Ok je l'utilise toujours dans les deux cas (elle sourit à pleines dents / un sourire à pleines dents)


----------



## Nanon

nasti said:


> Un de ces sourires, celui-ci n'est pas méchant ou "malin" :
> 
> http://www.journaux.fr/images/collections/3322069859953.jpg


 
Pour ce sourire-là (un grand sourire un peu mal à l'aise, mais certainement pas commercial ni carnassier), on pourrait dire simplement de la jeune fille qu'elle sourit de toutes ses dents.
Voire même de toutes ses bagues...  (il faut regarder l'illustration, son sourire dévoile largement toute la ferraille de son appareil !)


----------



## tilt

L'image est d'ailleurs tirée d'une série qui s'intitule "sourire d'enfer".
Et je mets moi aussi le smiley adéquat :


----------



## KaRiNe_Fr

Salut Nasti,



Nanon said:


> Pour ce sourire-là (un grand sourire un peu mal à l'aise, mais certainement pas commercial ni carnassier), on pourrait dire simplement de la jeune fille qu'elle sourit de toutes ses dents. [...]


C'est aussi ce que j'allais te proposer.


----------



## nasti

Salut 

Merci à vous tous pour ces belles expressions et pour l'explication sur les dents de Ségolène ! 



tilt said:


> Et je mets moi aussi le smiley adéquat :



 Oui, c'est ce sourire de BD ! 


Au fait, j'ai une nouvelle définition de l'expression polonaise :

_sourire largement à quelqu'un dans le but de lui plaire ...
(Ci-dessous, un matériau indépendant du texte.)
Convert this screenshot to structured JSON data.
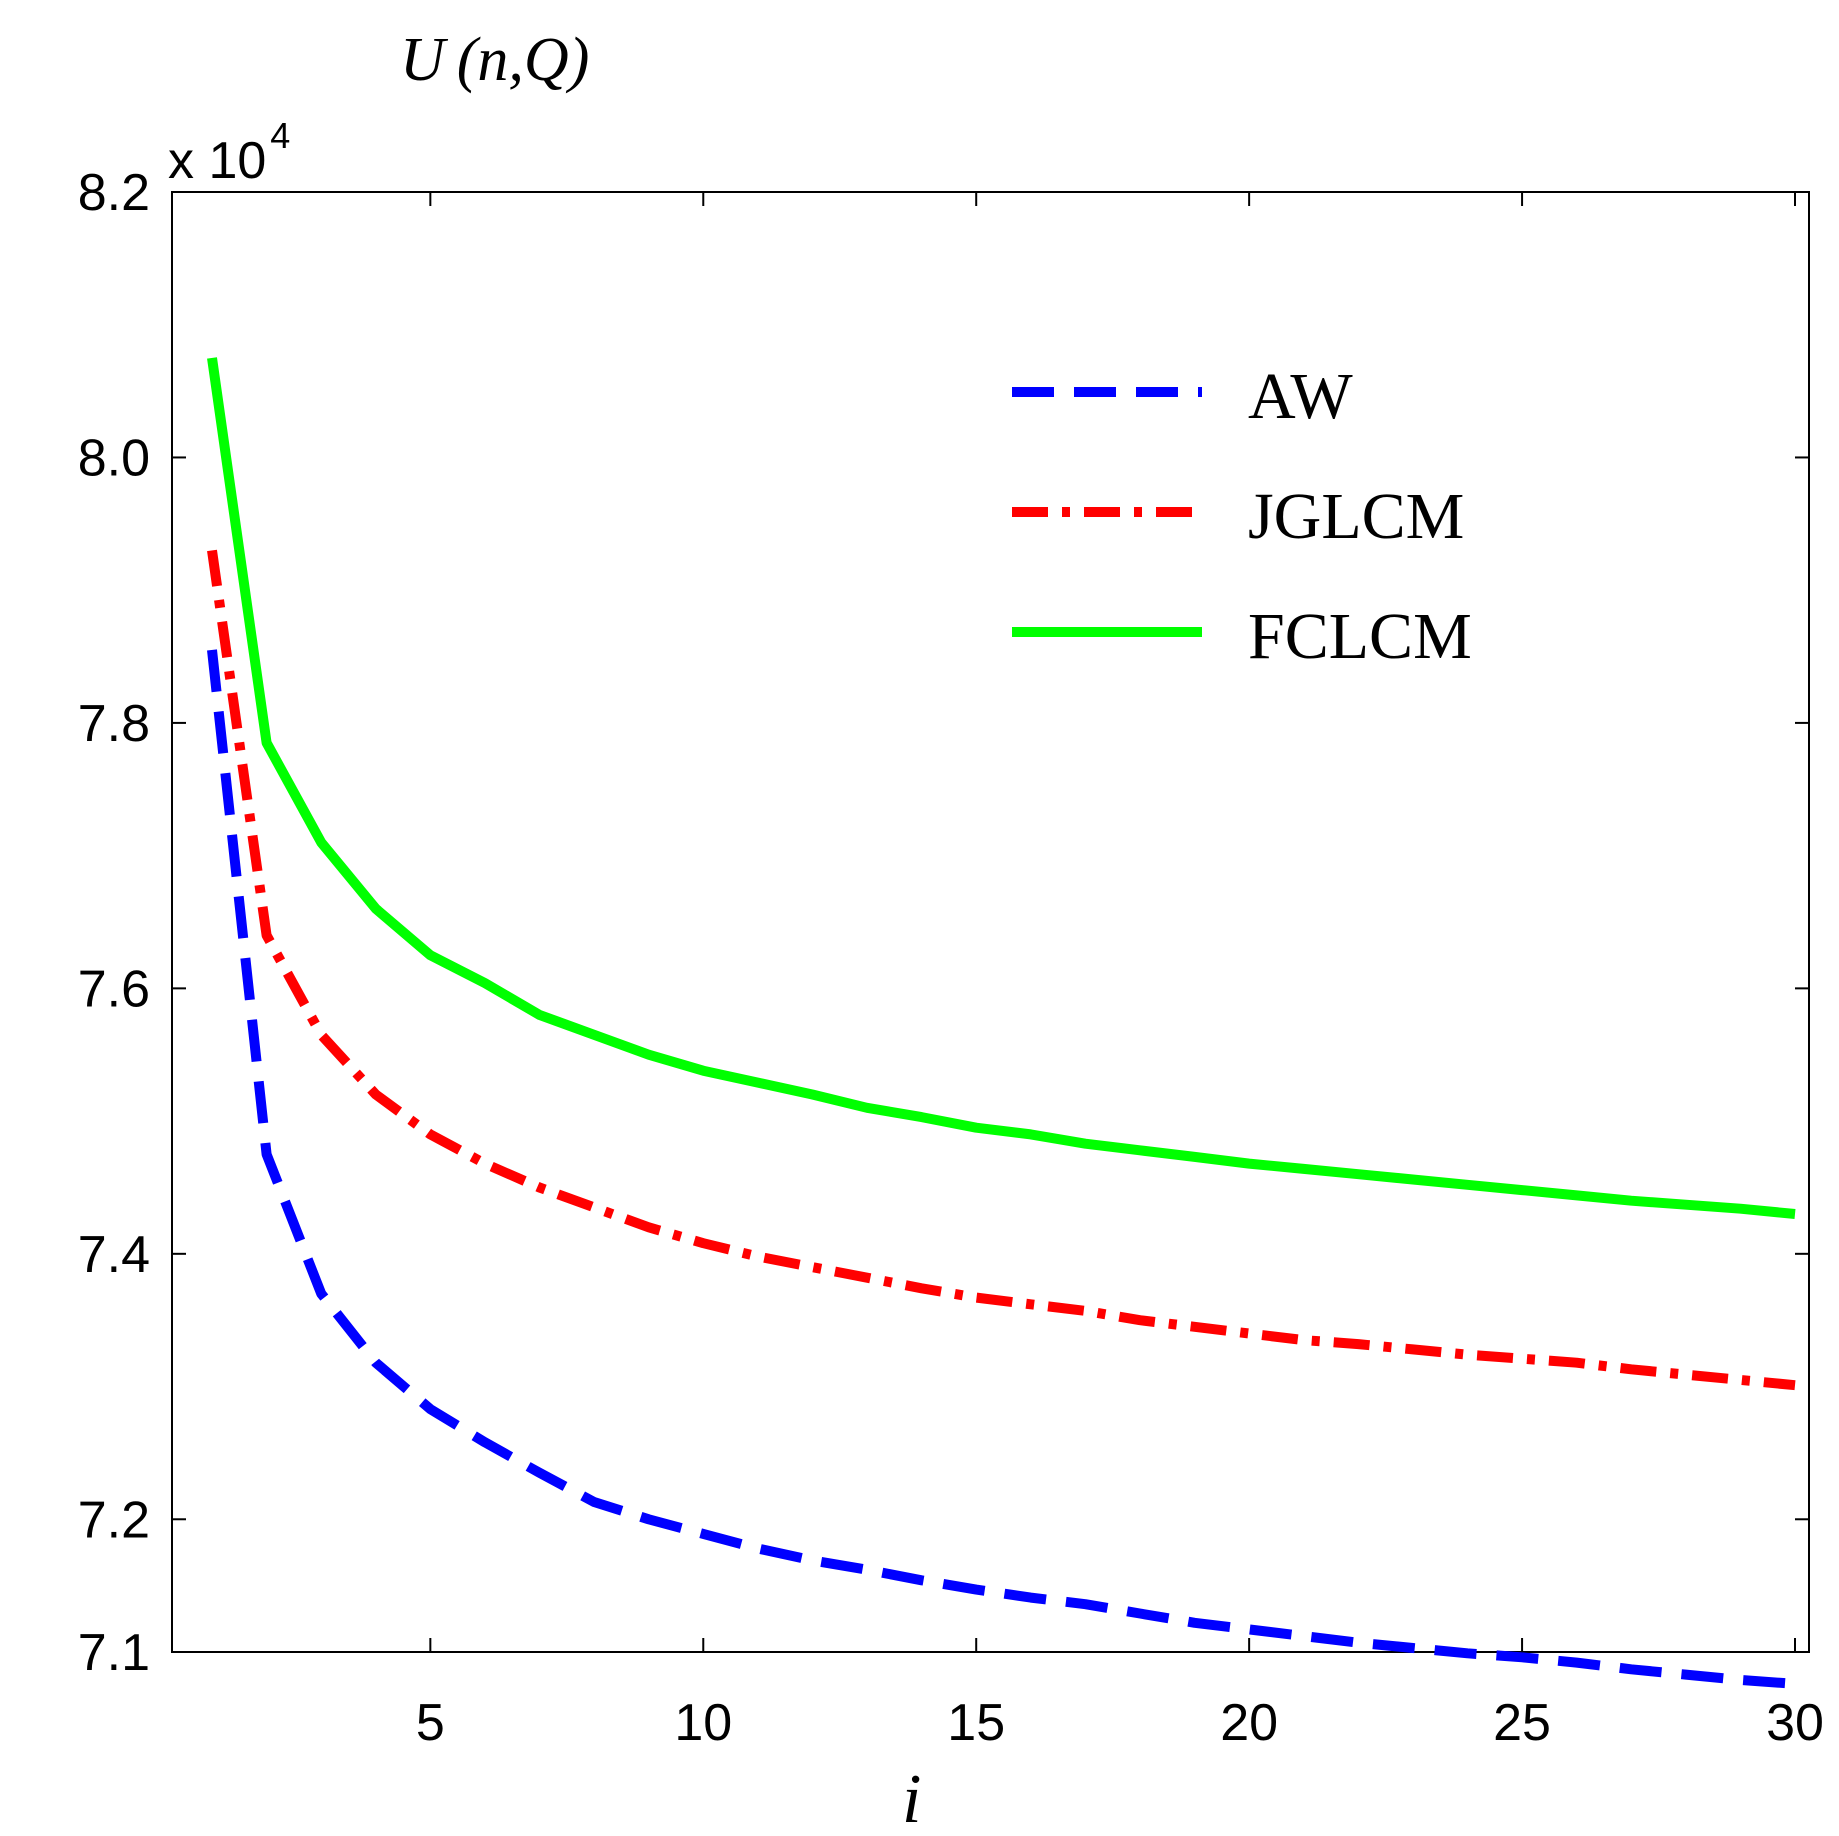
{
  "chart_data": {
    "type": "line",
    "title": "",
    "ylabel_main": "U",
    "ylabel_args": "(n,Q)",
    "multiplier_text": "x 10",
    "multiplier_exp": "4",
    "xlabel": "i",
    "xlim": [
      1,
      30
    ],
    "ylim": [
      7.1,
      8.2
    ],
    "xticks": [
      5,
      10,
      15,
      20,
      25,
      30
    ],
    "xtick_labels": [
      "5",
      "10",
      "15",
      "20",
      "25",
      "30"
    ],
    "yticks": [
      7.1,
      7.2,
      7.4,
      7.6,
      7.8,
      8.0,
      8.2
    ],
    "ytick_labels": [
      "7.1",
      "7.2",
      "7.4",
      "7.6",
      "7.8",
      "8.0",
      "8.2"
    ],
    "legend_position": "top-right",
    "x": [
      1,
      2,
      3,
      4,
      5,
      6,
      7,
      8,
      9,
      10,
      11,
      12,
      13,
      14,
      15,
      16,
      17,
      18,
      19,
      20,
      21,
      22,
      23,
      24,
      25,
      26,
      27,
      28,
      29,
      30
    ],
    "series": [
      {
        "name": "AW",
        "color": "#0000ff",
        "style": "dashed",
        "values": [
          7.855,
          7.475,
          7.37,
          7.318,
          7.283,
          7.258,
          7.235,
          7.213,
          7.2,
          7.189,
          7.178,
          7.169,
          7.162,
          7.154,
          7.147,
          7.141,
          7.136,
          7.129,
          7.122,
          7.117,
          7.112,
          7.107,
          7.103,
          7.099,
          7.096,
          7.092,
          7.087,
          7.083,
          7.079,
          7.076
        ]
      },
      {
        "name": "JGLCM",
        "color": "#ff0000",
        "style": "dash-dot",
        "values": [
          7.93,
          7.64,
          7.565,
          7.52,
          7.49,
          7.468,
          7.45,
          7.435,
          7.42,
          7.408,
          7.398,
          7.39,
          7.382,
          7.374,
          7.367,
          7.362,
          7.357,
          7.35,
          7.345,
          7.34,
          7.335,
          7.332,
          7.328,
          7.324,
          7.321,
          7.318,
          7.313,
          7.309,
          7.305,
          7.301
        ]
      },
      {
        "name": "FCLCM",
        "color": "#00ff00",
        "style": "solid",
        "values": [
          8.075,
          7.785,
          7.71,
          7.66,
          7.625,
          7.604,
          7.58,
          7.565,
          7.55,
          7.538,
          7.529,
          7.52,
          7.51,
          7.503,
          7.495,
          7.49,
          7.483,
          7.478,
          7.473,
          7.468,
          7.464,
          7.46,
          7.456,
          7.452,
          7.448,
          7.444,
          7.44,
          7.437,
          7.434,
          7.43
        ]
      }
    ]
  }
}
_ce qui est traduit en français par un de ces dictionnaires bilingues suspects comme :



> _sourire d'une manière aguichante (provocante)._


_

 _Que pensez-vous de cette traduction ???


----------



## Asmodée

Heu c'est peut être un peu fort ! Pour moi quelque chose d'_aguichant_ provoque chez l'autre le désir, donc c'est plus dans le but de séduire que simplement de plaire.
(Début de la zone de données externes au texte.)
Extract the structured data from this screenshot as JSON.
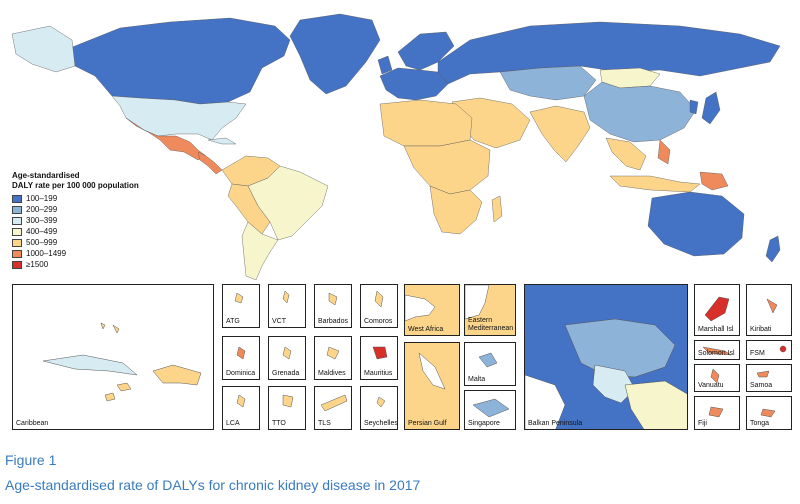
{
  "colors": {
    "c100": "#4472c4",
    "c200": "#8db3d9",
    "c300": "#d6ebf2",
    "c400": "#f7f5cc",
    "c500": "#fcd58a",
    "c1000": "#ef8a5c",
    "c1500": "#d7302a",
    "nodata": "#ffffff",
    "caption": "#3a7bbf"
  },
  "legend": {
    "title_line1": "Age-standardised",
    "title_line2": "DALY rate per 100 000 population",
    "items": [
      {
        "label": "100–199",
        "color": "#4472c4"
      },
      {
        "label": "200–299",
        "color": "#8db3d9"
      },
      {
        "label": "300–399",
        "color": "#d6ebf2"
      },
      {
        "label": "400–499",
        "color": "#f7f5cc"
      },
      {
        "label": "500–999",
        "color": "#fcd58a"
      },
      {
        "label": "1000–1499",
        "color": "#ef8a5c"
      },
      {
        "label": "≥1500",
        "color": "#d7302a"
      }
    ]
  },
  "insets": {
    "caribbean": "Caribbean",
    "atg": "ATG",
    "vct": "VCT",
    "barbados": "Barbados",
    "comoros": "Comoros",
    "west_africa": "West Africa",
    "eastern_med": "Eastern Mediterranean",
    "dominica": "Dominica",
    "grenada": "Grenada",
    "maldives": "Maldives",
    "mauritius": "Mauritius",
    "persian_gulf": "Persian Gulf",
    "malta": "Malta",
    "lca": "LCA",
    "tto": "TTO",
    "tls": "TLS",
    "seychelles": "Seychelles",
    "singapore": "Singapore",
    "balkan": "Balkan Peninsula",
    "marshall": "Marshall Isl",
    "kiribati": "Kiribati",
    "solomon": "Solomon Isl",
    "fsm": "FSM",
    "vanuatu": "Vanuatu",
    "samoa": "Samoa",
    "fiji": "Fiji",
    "tonga": "Tonga"
  },
  "figure": {
    "label": "Figure 1",
    "caption": "Age-standardised rate of DALYs for chronic kidney disease in 2017"
  }
}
Peut être juste un sourire _charmeur_


----------



## Chimel

Ou: un sourire enjôleur.


----------



## KaRiNe_Fr

Salut,



nasti said:


> _[...]  _Que pensez-vous de cette traduction ???


Traduction ? 
Est-ce qu'il s'agirait d'un sourire irrésistible ? (avec le cling ! sur la canine droite )
Il existe aussi « Être tout sourire(s) » : sourire largement, sans retenue (cf. TLFi)


----------



## Fractoluminescence

Bon, j'arrive un peu tard, mais en anglais le mot est 'grin' - ça peut aussi être utilisé comme verbe. A ma grande déception (une raison de plus pour moi de préférer l'anglais...) il n'y a pas de _mot _équivalent en français. En revanche, il y a plein d'expressions, bien qu'elles ne veulent pas dire la même chose, donc j'imagine que 'tout sourire' est pas mal pour replacer, ou bien 'sourire de toutes ses dents' (sauf que ça peut faire un peu menaçant, car si en anglais (ou en polonais j'imagine) il est normal de décrire un sourire exagéré, il est peu commun de faire la même chose en français, donc quand un grand sourire comme ça est décrit, on se doute immédiatement de quelque chose de louche) 
Ma conclusion, donc : ça ne fait tout simplement pas partie de la façon française de décrire un sourire de cette façon, même dans un livre où quelques choses peuvent être exagérées, ce qui peut ou peut être expliquer par le fait qu'il n'y ai pas d'équivalent pour ce mot (la poule et l’œuf, en quelque sorte). 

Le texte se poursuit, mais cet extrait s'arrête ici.